Já a doutrina das Categorias de Kant, segundo Ryle,
parte de uma direção bem diferente de Aristóteles. Ryle diz
que Kant se engana, quando diz que o seu propósito é
idêntico ao de Aristóteles, salvo num sentido bem amplo e
vago. Kant toma emprestadas as mesmas etiquetas que
Aristóteles havia utilizado para três das suas dez rubricas. A
saber, quantidade, qualidade e relação, mas que significam
tipos bem diferentes de coisas para os dois filósofos. Ryle
diz que, na realidade, Kant deixa de seguir a doutrina das
categorias de Aristóteles, pois ele não assinala nenhuma
diferença de tipo no interior das proposições de sujeito e
predicado, roubando os títulos qualidade, quantidade e
relação para os seus próprios objetivos, que são bem
diversos de Aristóteles. Isto é,
"na utilização de Aristóteles, verde, doce e honesto
significam qualidades, mas, na utilização de Kant,
qualidade significa o fato de uma proposição ser
afirmativa ou negativa. Quantidade, para Aristóteles, é
o nome da família de predicados de grandeza ou
tamanho; para Kant, é o nome do aspecto segundo o
qual as proposições são da forma todo...., ou da forma
algum... ou da forma isto/este.... As relações,
finalmente, na utilização de Aristóteles, são predicados
do gênero primo de, acima de, maior do que, mas, na
de Kant, elas são aquilo que é expresso por conjunções
tais como se, ou e (como ele deveria ter acrescentado)
e." (p.35)
Entretanto, diz Ryle, Kant percebeu certos fatos que
Aristóteles não havia observado, como a grande variedade
de aspectos nos quais as proposições podem ser
formalmente semelhantes ou dessemelhantes. Segundo
Ryle, Kant resgatou as funções de palavras formais como
todo,algum, o, um, qualquer, se, ou, e, não, que não foram
assinaladas na doutrina das categorias de Aristóteles. Na
interpretação de Ryle, Aristóteles parece supor que só
exista uma espécie de ligação a que os fatores estão
sujeitos. Mas Kant, diz ele, percebe uma imensidade de
tipos de ligações e que elas determinam ou são
determinadas pelos tipos de fatores que podem ser unidos,
ou seja, é uma teoria sintática a respeito dos tipos desses
fatores. Entretanto, diz Ryle, as categorias de Kant não são
idênticas às suas formas de juízo, mas, de algum modo, são
derivados dos itens que figuram na tábua das formas de
juízo. Ou seja, tudo o que é empírico deve incorporar essas
categorias e nada que não for empírico pode incorporá-las.

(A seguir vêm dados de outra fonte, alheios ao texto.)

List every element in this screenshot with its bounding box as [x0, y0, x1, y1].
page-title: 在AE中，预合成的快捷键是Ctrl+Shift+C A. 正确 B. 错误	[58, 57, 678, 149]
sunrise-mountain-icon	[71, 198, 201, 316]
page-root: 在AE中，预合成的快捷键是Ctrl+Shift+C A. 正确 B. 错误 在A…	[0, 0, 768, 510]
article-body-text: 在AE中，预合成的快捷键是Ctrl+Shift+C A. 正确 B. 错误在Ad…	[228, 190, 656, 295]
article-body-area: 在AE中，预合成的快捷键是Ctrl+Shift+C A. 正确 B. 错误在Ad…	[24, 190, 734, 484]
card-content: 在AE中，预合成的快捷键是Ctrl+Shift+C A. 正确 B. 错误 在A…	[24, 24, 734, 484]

Ryle não participa da provável pressuposição de Kant,
Aristóteles e alguns filósofos contemporâneos, na existência
de um catálogo finito de categorias ou tipos. Ele não
acredita num simbolismo-código da lógica formal que possa
dar conta de todas as diferenças de tipo ou de forma. Ele
cita como exemplo o jogo de xadrez, onde existem vários
movimentos que podem ser feitos, entretanto, não existe
nenhuma lista finita desses movimentos.
Essa exposição de Ryle sobre os conceitos aristotélico
e kantiano remete-nos a Filosofia Clínica e à pesquisa do
filósofo clínico, no momento da coleta dos Exames
Categoriais. Digo pesquisa, porque as tábuas de categorias
aristotélica-kantiana consideradas como formas para
identificar semelhanças e diferenças, auxiliam na obtenção
da melhor forma de conhecer o universo no qual está
inserido o partilhante. Partindo do ponto de vista dessa
investigação histórica feita por Ryle é importante que o
filósofo clínico tenha sempre em mente que, assim como as
categorias são as formas que nos permitem conhecer, elas
também são as formas que nos limitam. Como diz Ryle,
não existe nenhuma lista finita que possa prever qual o
movimento que o partilhante fará em uma determinada
circunstância. Assim, observamos novamente, através das
contribuições de Ryle, que o conhecimento que o filósofo
terá do seu partilhante será sempre aproximado.
Bibliografia
AIUB, Monica. Para entender Filosofia Clínica. 2 ed. Rio de
Janeiro: WAK, 2008.
ARISTÓTELES. Categorias. São Paulo: Martin Claret.
RYLE, Gilbert. Categorias in Coleção os pensadores. São
Paulo: Abril Cultural
___________. Dilemas. São Paulo: Martins Fontes.